Las Vegas Sun

April 18, 2024

No honeymoon for UNLV boss

There's a new fine arts class at UNLV these days: the art of sucking up. People are lining up to meet incoming President David Ashley - taking his measure and pitching their agendas. In a whirlwind of meet-and-greets, all eyes are on the man who was recruited from the provost job at the University of California, Merced.

For the first month, there should be five Ashleys, said Bill Robinson, economics professor and Faculty Senate chair.

"He needs to be everywhere in town and everywhere on campus all at the same time.

"There's a lot of sucking up going on already, with people campaigning for things and trying to get the man's ear," Robinson said. "There are people who want jobs that are open, people who don't want to lose their jobs. The rumor mill is rife with who wants what."

A transitional team of faculty and administrators has been bringing Ashley up-to-date on life in Nevada politics and briefing him on current initiatives, but there's a lot he'll have to figure out for himself.

In normal times, a president might hope for a six-month honeymoon before the harsh realities of campus politics begin picking at him like so many crows.

But Ashley already is walking into a hornet's nest he never expected.

Chancellor Jim Rogers and the Nevada System of Higher Education Board of Regents have called for a full audit of UNLV's Research Foundation after the Sun revealed questionable use of funds at the foundation's Institute for Security Studies.

The School of Dental Medicine has been embroiled in a cheating scandal.

And its fledgling orthodontics program is in a financial crisis after its private partner pulled out.

Regents, worried there may be underlying management problems at UNLV, have charged Ashley with cleaning house as needed.

Rather than enjoying a social soiree, Ashley's first encounter with the full board will be a special meeting to address issues that have all but ambushed him.

Ashley won't yet discuss them.

"It's a big university with lots of activities, and I hope these all become nonissues once they are explained," Ashley said.

Rogers and regents believe Ashley's outsider perspective will serve him well in dealing with the problems. Ashley said Rogers has told him he'll have free rein to run the university, as long as he keeps Rogers in the know.

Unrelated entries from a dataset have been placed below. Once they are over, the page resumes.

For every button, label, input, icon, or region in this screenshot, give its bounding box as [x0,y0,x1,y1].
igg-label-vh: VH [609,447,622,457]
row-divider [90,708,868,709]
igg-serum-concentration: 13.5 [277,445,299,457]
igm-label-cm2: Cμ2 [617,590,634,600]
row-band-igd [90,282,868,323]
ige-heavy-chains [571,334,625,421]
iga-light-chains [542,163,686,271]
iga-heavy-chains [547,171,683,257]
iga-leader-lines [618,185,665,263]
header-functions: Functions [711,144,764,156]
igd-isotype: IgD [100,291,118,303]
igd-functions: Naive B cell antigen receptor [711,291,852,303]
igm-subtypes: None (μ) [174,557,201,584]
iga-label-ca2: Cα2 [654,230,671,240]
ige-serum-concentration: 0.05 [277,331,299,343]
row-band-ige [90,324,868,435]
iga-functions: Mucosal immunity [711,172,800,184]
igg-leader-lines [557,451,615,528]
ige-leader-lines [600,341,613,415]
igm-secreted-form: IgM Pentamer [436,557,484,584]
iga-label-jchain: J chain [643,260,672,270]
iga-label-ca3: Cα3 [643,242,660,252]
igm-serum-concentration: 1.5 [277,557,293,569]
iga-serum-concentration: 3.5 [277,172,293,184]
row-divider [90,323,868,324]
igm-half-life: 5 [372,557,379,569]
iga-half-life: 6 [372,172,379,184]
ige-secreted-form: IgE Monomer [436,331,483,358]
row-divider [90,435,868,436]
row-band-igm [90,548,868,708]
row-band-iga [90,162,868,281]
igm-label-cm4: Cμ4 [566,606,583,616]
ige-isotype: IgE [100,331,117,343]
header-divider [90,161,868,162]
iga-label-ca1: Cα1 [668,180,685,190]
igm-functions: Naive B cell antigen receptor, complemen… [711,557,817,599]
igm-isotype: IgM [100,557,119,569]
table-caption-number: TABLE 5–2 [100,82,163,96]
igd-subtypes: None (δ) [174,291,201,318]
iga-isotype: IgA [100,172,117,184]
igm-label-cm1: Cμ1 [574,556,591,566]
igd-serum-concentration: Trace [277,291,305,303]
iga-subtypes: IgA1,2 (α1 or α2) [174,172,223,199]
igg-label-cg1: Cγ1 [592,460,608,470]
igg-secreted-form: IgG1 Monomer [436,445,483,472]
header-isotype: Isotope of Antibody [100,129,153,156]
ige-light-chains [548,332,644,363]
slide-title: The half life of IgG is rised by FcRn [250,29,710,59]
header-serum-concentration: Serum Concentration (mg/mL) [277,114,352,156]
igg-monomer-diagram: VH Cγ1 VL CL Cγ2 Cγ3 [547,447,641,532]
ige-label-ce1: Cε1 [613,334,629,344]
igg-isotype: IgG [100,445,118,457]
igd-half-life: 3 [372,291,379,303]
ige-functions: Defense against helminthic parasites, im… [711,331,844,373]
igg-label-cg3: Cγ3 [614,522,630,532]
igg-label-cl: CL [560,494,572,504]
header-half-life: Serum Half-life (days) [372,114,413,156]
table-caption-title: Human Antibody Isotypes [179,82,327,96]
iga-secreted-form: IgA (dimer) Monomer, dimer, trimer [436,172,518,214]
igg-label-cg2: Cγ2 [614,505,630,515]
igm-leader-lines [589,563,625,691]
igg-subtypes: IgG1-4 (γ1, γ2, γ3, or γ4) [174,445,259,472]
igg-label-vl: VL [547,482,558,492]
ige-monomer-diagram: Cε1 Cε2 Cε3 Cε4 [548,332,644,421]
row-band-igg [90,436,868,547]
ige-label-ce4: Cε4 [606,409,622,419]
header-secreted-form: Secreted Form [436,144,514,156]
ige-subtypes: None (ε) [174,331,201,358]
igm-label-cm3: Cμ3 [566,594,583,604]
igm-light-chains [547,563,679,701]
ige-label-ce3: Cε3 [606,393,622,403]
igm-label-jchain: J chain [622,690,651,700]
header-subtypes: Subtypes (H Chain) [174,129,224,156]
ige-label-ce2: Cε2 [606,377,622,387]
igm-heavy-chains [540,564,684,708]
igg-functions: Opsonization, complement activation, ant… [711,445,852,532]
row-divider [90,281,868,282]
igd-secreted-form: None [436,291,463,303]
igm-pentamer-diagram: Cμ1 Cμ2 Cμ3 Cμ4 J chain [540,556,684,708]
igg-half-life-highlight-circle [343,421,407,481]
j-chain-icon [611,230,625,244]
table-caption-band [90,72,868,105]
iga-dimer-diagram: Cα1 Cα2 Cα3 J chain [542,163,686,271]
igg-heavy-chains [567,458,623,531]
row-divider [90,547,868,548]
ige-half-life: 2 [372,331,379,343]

"He has a lot to get done, and he has to manage the agenda as opposed to the community or the press managing his agenda for him," said Don Snyder, chairman of UNLV's capital campaign.

There is nervousness, particularly among administrators, about what those changes could bring. It's typical for a new president to watch his executive level cabinet turn over within the first two years, and Rogers has made some sweeping negative characterizations of Harter's cabinet as weak, yes-people he'd like to see gone.

Some top administrators, such as executive vice president and provost Ray Alden and vice president for research Paul Ferguson, have already jumped ship. So Ashley will have to do more hiring than firing at the get-go. Ashley also has to hire deans in education and dental medicine, and at the insistence of Rogers and minority community leaders, has agreed to hire a vice president for diversity.

Professors are also eager to see whether Ashley will include a faculty representative on his cabinet - a decision that will go far in determining the length of Ashley's honeymoon. Faculty don't care what he says, they care what he does, Robinson said, and he personally hopes Ashley will bring a broom.

"There's a sense on campus that we've kind of hit a wall, trying to do too many things all at once," Robinson said. " We have to make some tough choices, back up in some directions and go stronger in other directions. He has to do that."

Ashley's arrival over the holiday weekend has flustered campus workers. Do they dare take off Monday and enjoy a four-day holiday weekend if there's a chance Ashley might drop in? Several top-level administrators said they've let their staff take leave. But they'll be around, just in case. Did we mention the art of the suck-up?

Ashley, who has been described as a workaholic, said he's told administrators that he will have a life outside of campus and won't be keeping them until 9 each night.

He and his wife, Anna, have put their home in Merced on the market and rented a townhome in Las Vegas. Ashley was scheduled to drive to Las Vegas on Saturday. Anna Ashley is in Texas, where daughter Kimberlee gave birth June 9 to twin baby girls, their first grandchildren.

His schedule is booked with meetings with faculty, staff, student leaders and community members. Rogers already has Ashley scheduled to go on his annual Canadian fishing trip at the end of the month.

Rogers plans to assign Ashley and Milton Glick, the incoming president at UNR, on the same fishing boat to make sure they'll be able to overcome the north-south divide separating their two universities.

Boyd Law School Dean Dick Morgan believes the uncertainty on campus is typical when undergoing a presidential leadership change, but it forces the campus to look toward the future. "New leadership means new ways of doing things, new possibilities," Morgan said.